The current book aims to cover a gap in understanding psychiatric aspects of radicalization and the lone wolf phenomenon. Since recently, literature and research have treated the topic under the social assumption that a radicalized individual is only guided by personal, social, and ethnic reasons to commit a radicalized act. We took a different route to analyze the phenomenon, prompted by our clinical experience of mental health professionals working in the territory, being in contact with radicalized people, and living in our towns and problematic suburbs or prison. We discovered that psychiatry and psychology could provide additional insight into individual radicalization, called the lone wolf phenomenon. As in any other country, our personnel and researchers are from different ethnic backgrounds, giving higher depth to radicalization analysis. We witnessed the multifold aspects that generate political, religious, social, and organizational radicalization in our lands. As experts in mental health, all the researchers who contributed to the current book had regional and international experience in radicalization and lone wolf terrorism. This strong background has allowed us to examine the psychology of radicalization and lone wolf in its multifold aspects, meeting individuals who were radicalized or potential victims of it. We extrapolated our findings to interpret them from the psychiatric perspective, when possible, and expand our observations and make inferences at a broader, interpersonal, social, regional, or global level.
The Introduction is a free exploration of the phenomenon of radicalization and lone wolf terrorism as linked to humankind’s history. As stated in the chapter, any act of perpetrating maltreatment to others with the simple aim of having victims recognized as adversaries of the own ideology or group should be scrutinized as signifying an act of radicalization.
Chapter 1 starts to give a broad social and cultural perspective of the phenomenon of radicalization and terrorism. We tried to break the traditional interpretations to observe individuals and society under different aspects. We used Delphi groups to interpret social events linked to radicalization. We could identify radicalization and lone wolf phenomena in any social endeavor liberating the definition from boundaries related to the war, conflicts, or inter-ethnic genocides. With a socio-psychiatric diagnosis, we could identify that radicalization is a way of behaving and believing that it is diffuse. Simultaneously, a radicalized act could have different presentations that are more distributed than those classically described in the literature.
Chapter 2 continues in the psychiatric analysis of radicalization and lone wolf terrorism, including children and women. We adopted an ethnographic approach of Internet sources to explore the topic and study how individuals become radicalized, the cognitive routes to accept terrorist ideas, and the impact of radicalization on children and women. How important is a leader in radicalizing the masses? How crucial are interventions of de-radicalization during child development? How do women become radicalized? We tried to answer these questions.
Chapter 3 explores the phenomenology and social psychology of lone wolf radicalization. We tried to identify emotions, behaviors, prejudicial thoughts, and beliefs that could indicate a process of radicalization in the individual.
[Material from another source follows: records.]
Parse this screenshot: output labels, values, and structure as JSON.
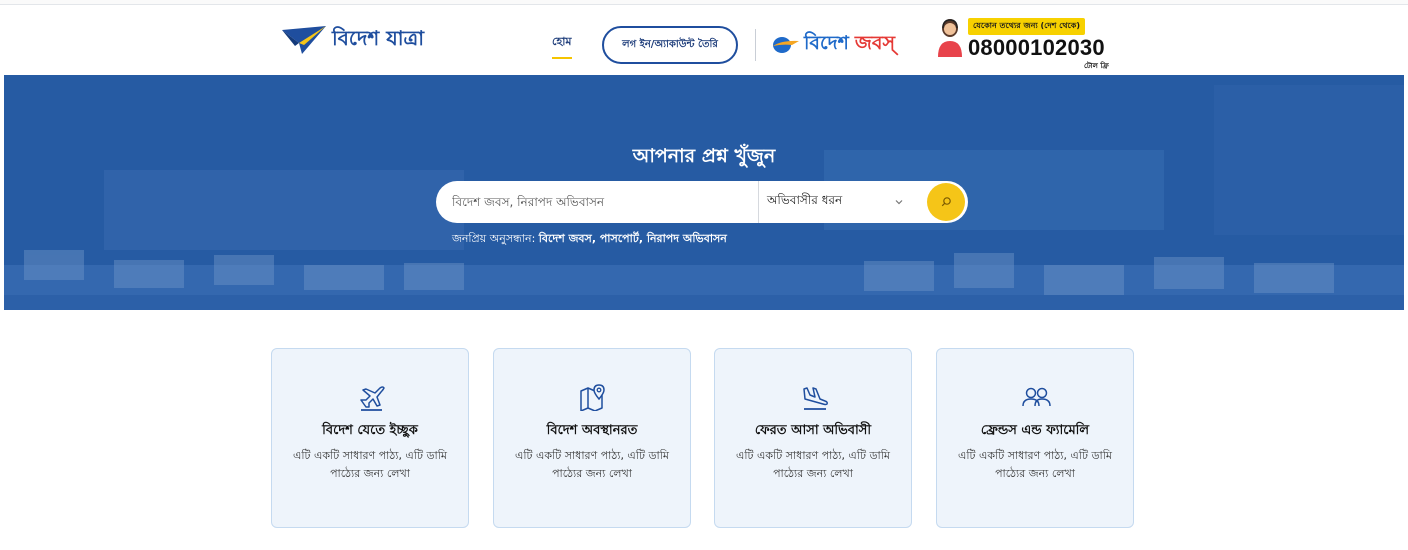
{
  "header": {
    "logo_text": "বিদেশ যাত্রা",
    "nav_home": "হোম",
    "login_button": "লগ ইন/অ্যাকাউন্ট তৈরি",
    "jobs_logo_word1": "বিদেশ",
    "jobs_logo_word2": "জবস্",
    "hotline_tag": "যেকোন তথ্যের জন্য (দেশ থেকে)",
    "hotline_number": "08000102030",
    "hotline_free": "টোল ফ্রি"
  },
  "hero": {
    "title": "আপনার প্রশ্ন খুঁজুন",
    "search_placeholder": "বিদেশ জবস, নিরাপদ অভিবাসন",
    "select_value": "অভিবাসীর ধরন",
    "popular_label": "জনপ্রিয় অনুসন্ধান:",
    "popular_items": "বিদেশ জবস, পাসপোর্ট, নিরাপদ অভিবাসন"
  },
  "cards": [
    {
      "icon": "plane-takeoff-icon",
      "title": "বিদেশ যেতে ইচ্ছুক",
      "desc": "এটি একটি সাধারণ পাঠ্য, এটি ডামি পাঠ্যের জন্য লেখা"
    },
    {
      "icon": "map-pin-icon",
      "title": "বিদেশ অবস্থানরত",
      "desc": "এটি একটি সাধারণ পাঠ্য, এটি ডামি পাঠ্যের জন্য লেখা"
    },
    {
      "icon": "plane-landing-icon",
      "title": "ফেরত আসা অভিবাসী",
      "desc": "এটি একটি সাধারণ পাঠ্য, এটি ডামি পাঠ্যের জন্য লেখা"
    },
    {
      "icon": "users-icon",
      "title": "ফ্রেন্ডস এন্ড ফ্যামেলি",
      "desc": "এটি একটি সাধারণ পাঠ্য, এটি ডামি পাঠ্যের জন্য লেখা"
    }
  ],
  "colors": {
    "brand_blue": "#1f4e9e",
    "hero_blue": "#265ba3",
    "accent_yellow": "#f5c518",
    "card_bg": "#eef4fb",
    "jobs_red": "#e53935"
  }
}
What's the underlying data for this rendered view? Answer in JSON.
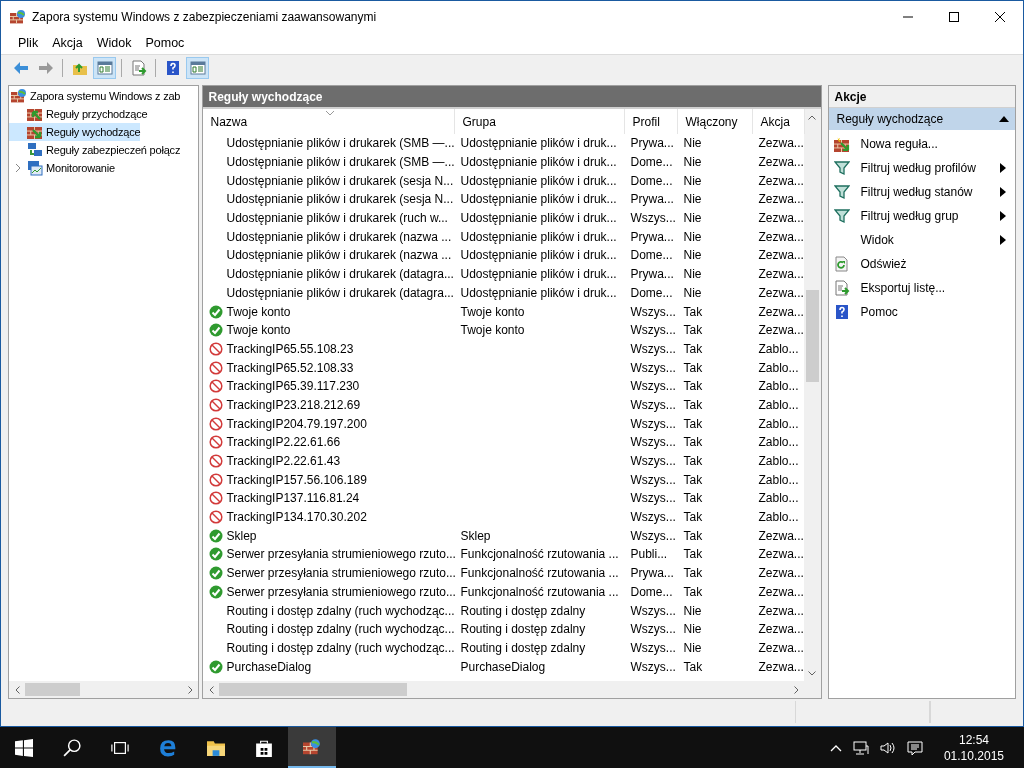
{
  "window": {
    "title": "Zapora systemu Windows z zabezpieczeniami zaawansowanymi"
  },
  "menu": [
    "Plik",
    "Akcja",
    "Widok",
    "Pomoc"
  ],
  "toolbar_groups": [
    {
      "buttons": [
        {
          "kind": "back",
          "disabled": false,
          "pressed": false
        },
        {
          "kind": "forward",
          "disabled": true,
          "pressed": false
        }
      ]
    },
    {
      "buttons": [
        {
          "kind": "up",
          "disabled": false,
          "pressed": false
        },
        {
          "kind": "tree-pane",
          "disabled": false,
          "pressed": true
        }
      ]
    },
    {
      "buttons": [
        {
          "kind": "export",
          "disabled": false,
          "pressed": false
        }
      ]
    },
    {
      "buttons": [
        {
          "kind": "help",
          "disabled": false,
          "pressed": false
        },
        {
          "kind": "action-pane",
          "disabled": false,
          "pressed": true
        }
      ]
    }
  ],
  "tree": {
    "label": "Zapora systemu Windows z zab",
    "children": [
      {
        "label": "Reguły przychodzące",
        "kind": "inbound",
        "selected": false
      },
      {
        "label": "Reguły wychodzące",
        "kind": "outbound",
        "selected": true
      },
      {
        "label": "Reguły zabezpieczeń połącz",
        "kind": "security",
        "selected": false
      },
      {
        "label": "Monitorowanie",
        "kind": "monitor",
        "selected": false,
        "expanded": false
      }
    ]
  },
  "rules_panel": {
    "title": "Reguły wychodzące",
    "columns": [
      "Nazwa",
      "Grupa",
      "Profil",
      "Włączony",
      "Akcja"
    ],
    "rows": [
      {
        "kind": "none",
        "name": "Udostępnianie plików i drukarek (SMB —...",
        "group": "Udostępnianie plików i druk...",
        "profile": "Prywa...",
        "enabled": "Nie",
        "action": "Zezwa..."
      },
      {
        "kind": "none",
        "name": "Udostępnianie plików i drukarek (SMB —...",
        "group": "Udostępnianie plików i druk...",
        "profile": "Dome...",
        "enabled": "Nie",
        "action": "Zezwa..."
      },
      {
        "kind": "none",
        "name": "Udostępnianie plików i drukarek (sesja N...",
        "group": "Udostępnianie plików i druk...",
        "profile": "Dome...",
        "enabled": "Nie",
        "action": "Zezwa..."
      },
      {
        "kind": "none",
        "name": "Udostępnianie plików i drukarek (sesja N...",
        "group": "Udostępnianie plików i druk...",
        "profile": "Prywa...",
        "enabled": "Nie",
        "action": "Zezwa..."
      },
      {
        "kind": "none",
        "name": "Udostępnianie plików i drukarek (ruch w...",
        "group": "Udostępnianie plików i druk...",
        "profile": "Wszys...",
        "enabled": "Nie",
        "action": "Zezwa..."
      },
      {
        "kind": "none",
        "name": "Udostępnianie plików i drukarek (nazwa ...",
        "group": "Udostępnianie plików i druk...",
        "profile": "Prywa...",
        "enabled": "Nie",
        "action": "Zezwa..."
      },
      {
        "kind": "none",
        "name": "Udostępnianie plików i drukarek (nazwa ...",
        "group": "Udostępnianie plików i druk...",
        "profile": "Dome...",
        "enabled": "Nie",
        "action": "Zezwa..."
      },
      {
        "kind": "none",
        "name": "Udostępnianie plików i drukarek (datagra...",
        "group": "Udostępnianie plików i druk...",
        "profile": "Prywa...",
        "enabled": "Nie",
        "action": "Zezwa..."
      },
      {
        "kind": "none",
        "name": "Udostępnianie plików i drukarek (datagra...",
        "group": "Udostępnianie plików i druk...",
        "profile": "Dome...",
        "enabled": "Nie",
        "action": "Zezwa..."
      },
      {
        "kind": "allow",
        "name": "Twoje konto",
        "group": "Twoje konto",
        "profile": "Wszys...",
        "enabled": "Tak",
        "action": "Zezwa..."
      },
      {
        "kind": "allow",
        "name": "Twoje konto",
        "group": "Twoje konto",
        "profile": "Wszys...",
        "enabled": "Tak",
        "action": "Zezwa..."
      },
      {
        "kind": "block",
        "name": "TrackingIP65.55.108.23",
        "profile": "Wszys...",
        "enabled": "Tak",
        "action": "Zablo..."
      },
      {
        "kind": "block",
        "name": "TrackingIP65.52.108.33",
        "profile": "Wszys...",
        "enabled": "Tak",
        "action": "Zablo..."
      },
      {
        "kind": "block",
        "name": "TrackingIP65.39.117.230",
        "profile": "Wszys...",
        "enabled": "Tak",
        "action": "Zablo..."
      },
      {
        "kind": "block",
        "name": "TrackingIP23.218.212.69",
        "profile": "Wszys...",
        "enabled": "Tak",
        "action": "Zablo..."
      },
      {
        "kind": "block",
        "name": "TrackingIP204.79.197.200",
        "profile": "Wszys...",
        "enabled": "Tak",
        "action": "Zablo..."
      },
      {
        "kind": "block",
        "name": "TrackingIP2.22.61.66",
        "profile": "Wszys...",
        "enabled": "Tak",
        "action": "Zablo..."
      },
      {
        "kind": "block",
        "name": "TrackingIP2.22.61.43",
        "profile": "Wszys...",
        "enabled": "Tak",
        "action": "Zablo..."
      },
      {
        "kind": "block",
        "name": "TrackingIP157.56.106.189",
        "profile": "Wszys...",
        "enabled": "Tak",
        "action": "Zablo..."
      },
      {
        "kind": "block",
        "name": "TrackingIP137.116.81.24",
        "profile": "Wszys...",
        "enabled": "Tak",
        "action": "Zablo..."
      },
      {
        "kind": "block",
        "name": "TrackingIP134.170.30.202",
        "profile": "Wszys...",
        "enabled": "Tak",
        "action": "Zablo..."
      },
      {
        "kind": "allow",
        "name": "Sklep",
        "group": "Sklep",
        "profile": "Wszys...",
        "enabled": "Tak",
        "action": "Zezwa..."
      },
      {
        "kind": "allow",
        "name": "Serwer przesyłania strumieniowego rzuto...",
        "group": "Funkcjonalność rzutowania ...",
        "profile": "Publi...",
        "enabled": "Tak",
        "action": "Zezwa..."
      },
      {
        "kind": "allow",
        "name": "Serwer przesyłania strumieniowego rzuto...",
        "group": "Funkcjonalność rzutowania ...",
        "profile": "Prywa...",
        "enabled": "Tak",
        "action": "Zezwa..."
      },
      {
        "kind": "allow",
        "name": "Serwer przesyłania strumieniowego rzuto...",
        "group": "Funkcjonalność rzutowania ...",
        "profile": "Dome...",
        "enabled": "Tak",
        "action": "Zezwa..."
      },
      {
        "kind": "none",
        "name": "Routing i dostęp zdalny (ruch wychodząc...",
        "group": "Routing i dostęp zdalny",
        "profile": "Wszys...",
        "enabled": "Nie",
        "action": "Zezwa..."
      },
      {
        "kind": "none",
        "name": "Routing i dostęp zdalny (ruch wychodząc...",
        "group": "Routing i dostęp zdalny",
        "profile": "Wszys...",
        "enabled": "Nie",
        "action": "Zezwa..."
      },
      {
        "kind": "none",
        "name": "Routing i dostęp zdalny (ruch wychodząc...",
        "group": "Routing i dostęp zdalny",
        "profile": "Wszys...",
        "enabled": "Nie",
        "action": "Zezwa..."
      },
      {
        "kind": "allow",
        "name": "PurchaseDialog",
        "group": "PurchaseDialog",
        "profile": "Wszys...",
        "enabled": "Tak",
        "action": "Zezwa..."
      }
    ]
  },
  "actions_panel": {
    "title": "Akcje",
    "section": {
      "label": "Reguły wychodzące",
      "expanded": true
    },
    "items": [
      {
        "kind": "new-rule",
        "label": "Nowa reguła...",
        "submenu": false
      },
      {
        "kind": "filter",
        "label": "Filtruj według profilów",
        "submenu": true
      },
      {
        "kind": "filter",
        "label": "Filtruj według stanów",
        "submenu": true
      },
      {
        "kind": "filter",
        "label": "Filtruj według grup",
        "submenu": true
      },
      {
        "kind": "none",
        "label": "Widok",
        "submenu": true
      },
      {
        "kind": "refresh",
        "label": "Odśwież",
        "submenu": false
      },
      {
        "kind": "export",
        "label": "Eksportuj listę...",
        "submenu": false
      },
      {
        "kind": "help",
        "label": "Pomoc",
        "submenu": false
      }
    ]
  },
  "taskbar": {
    "items": [
      {
        "kind": "start",
        "selected": false
      },
      {
        "kind": "search",
        "selected": false
      },
      {
        "kind": "task-view",
        "selected": false
      },
      {
        "kind": "browser",
        "selected": false
      },
      {
        "kind": "folder",
        "selected": false
      },
      {
        "kind": "store",
        "selected": false
      },
      {
        "kind": "firewall",
        "selected": true
      }
    ],
    "clock": {
      "time": "12:54",
      "date": "01.10.2015"
    }
  }
}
Chapter 4 explores the instruments of the prevention of radicalization. Using an actuarial, social, psychiatric, and mathematical model, we aimed to deliver the information that some events linked to lone wolf radicalization could be explored by mathematical models and could be somehow prevented.
Chapter 5 represents a further exploration of the psychiatric analysis of lone wolf individuals. Mental-health professionals can help identify and prevent radicalization by robust assessment of people at risk of radicalization. Also, community mental-health practitioners are privileged to detect social signs that indicate a radicalized entourage that might favor potential victims of it, including children.
Chapter 6 explores the methodological basis for the use of psychology in research on radicalization and terrorism. It has a philosophical cut, although it has been created to provide the ground of the assumptions or truth delivered into the book. Besides, the chapter gives some indication of what grounds psychiatric research on radicalization was conducted.
The Appendices report the instrument frequently used by the authors during the assessment of lone-wolves or to guide Delphi-group discussions.